茜色の空
長年勤めあげた会社へ来るのも、今日で最後か――。
正門の前に立ち、ビルを見上げて小さく息を吐く
思えばこの会社も、小さな雑居ビルの一室から始まった
社員は自分を含めて数人
今では百人を超えるまでになり、当時から残っているのはもう自分だけだ
「おはようございます」
背後から声をかけられて振り向く
少し前まで疲れ切った顔をしていた部下が、今日はどこか晴れやかな表情をしていた
「おはよう」
いつものように返すと、部下はにこやかに笑って横を通り抜けていった
――最終日。
とはいえ、特別なことは何もない
違うことといえば、デスクの上が少しずつ空っぽになっていくことくらいだ
最後の書類を片づけ、挨拶を終えて外に出ると、
空は淡い橙色に染まり、街の風が少し冷たくなっていた
「ニャー」
突然、足もとから声がして見下ろすと黒猫がいた
『この猫… どこかで見たような…』
思い出す間もなく、猫は歩き出し、思わずあとを追う
小さな路地に入ると、チリン――と鈴の音がした
黒猫の首輪についた鈴の音だろう
その音に導かれるように進むと、古びた木の看板が目に入った
「……確か、この店」
呟いた瞬間、懐かしい記憶が蘇る
――大学を出て、夢いっぱいで入社したあの頃
ミスをしては上司に叱られ、自分には向いていないのではと落ち込んでいた日
あの時も、黒猫が現れて、この店へと導いてくれた
扉を開けると、
店主が、あの頃と変わらぬ穏やかな笑みで迎えてくれた。
「お疲れさまでした。
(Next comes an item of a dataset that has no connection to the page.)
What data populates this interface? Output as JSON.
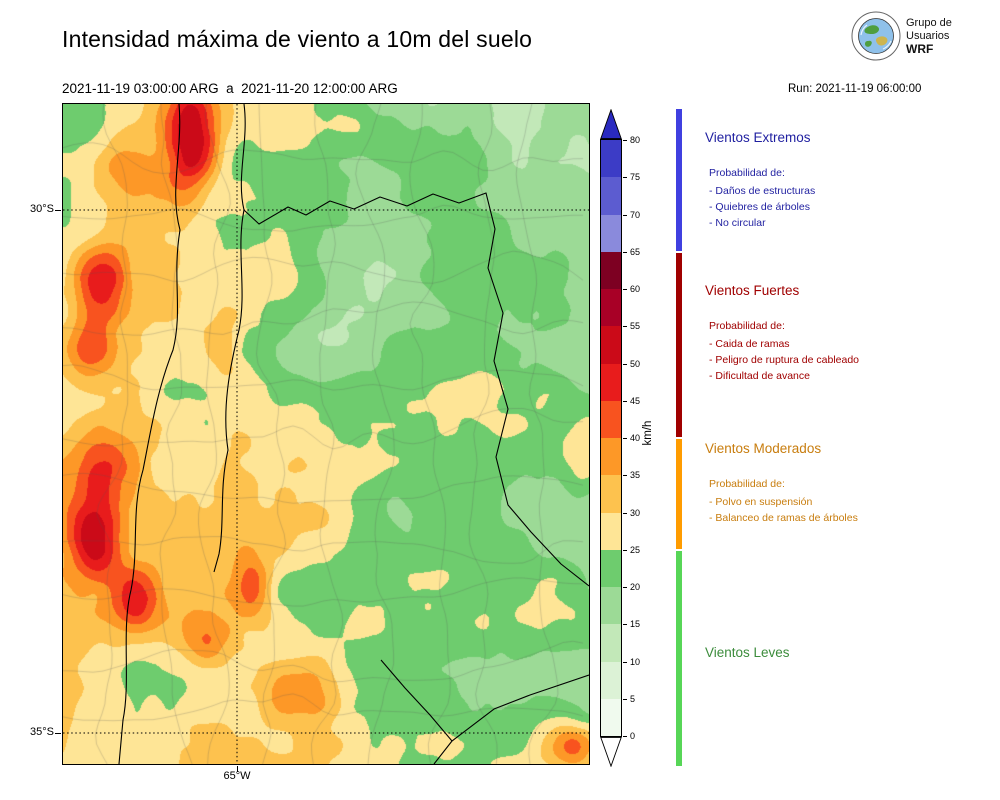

今日は、とっておきの一杯を用意してますよ。どうぞ、ごゆっくり。」
促されるまま席に座り、差し出されたカップを口にする
香ばしい香りと、ほのかな甘みが身体に沁み渡っていく。
思えば会社のため、家族のため、誰かのために走り続けてきた年月だった
その重さが、ゆっくりとほどけていく
「……これからは、誰かのためじゃなく、自分のために生きてもいいのかもしれないな」
チリン――。
店の外で、再び鈴の音が鳴った
「あの子も、これからのあなたを楽しみにしているみたいですね」
店主が、柔らかく微笑んだ。
「楽しみ、か」
店を出ると、黒猫が待っていた
そっと撫でると、黒猫は気持ちよさそうに喉を鳴らす。
街の灯りがともる中、家路に向かう足取りは軽く、
入社式のあの日のように、少しだけ、胸が高鳴っていたー。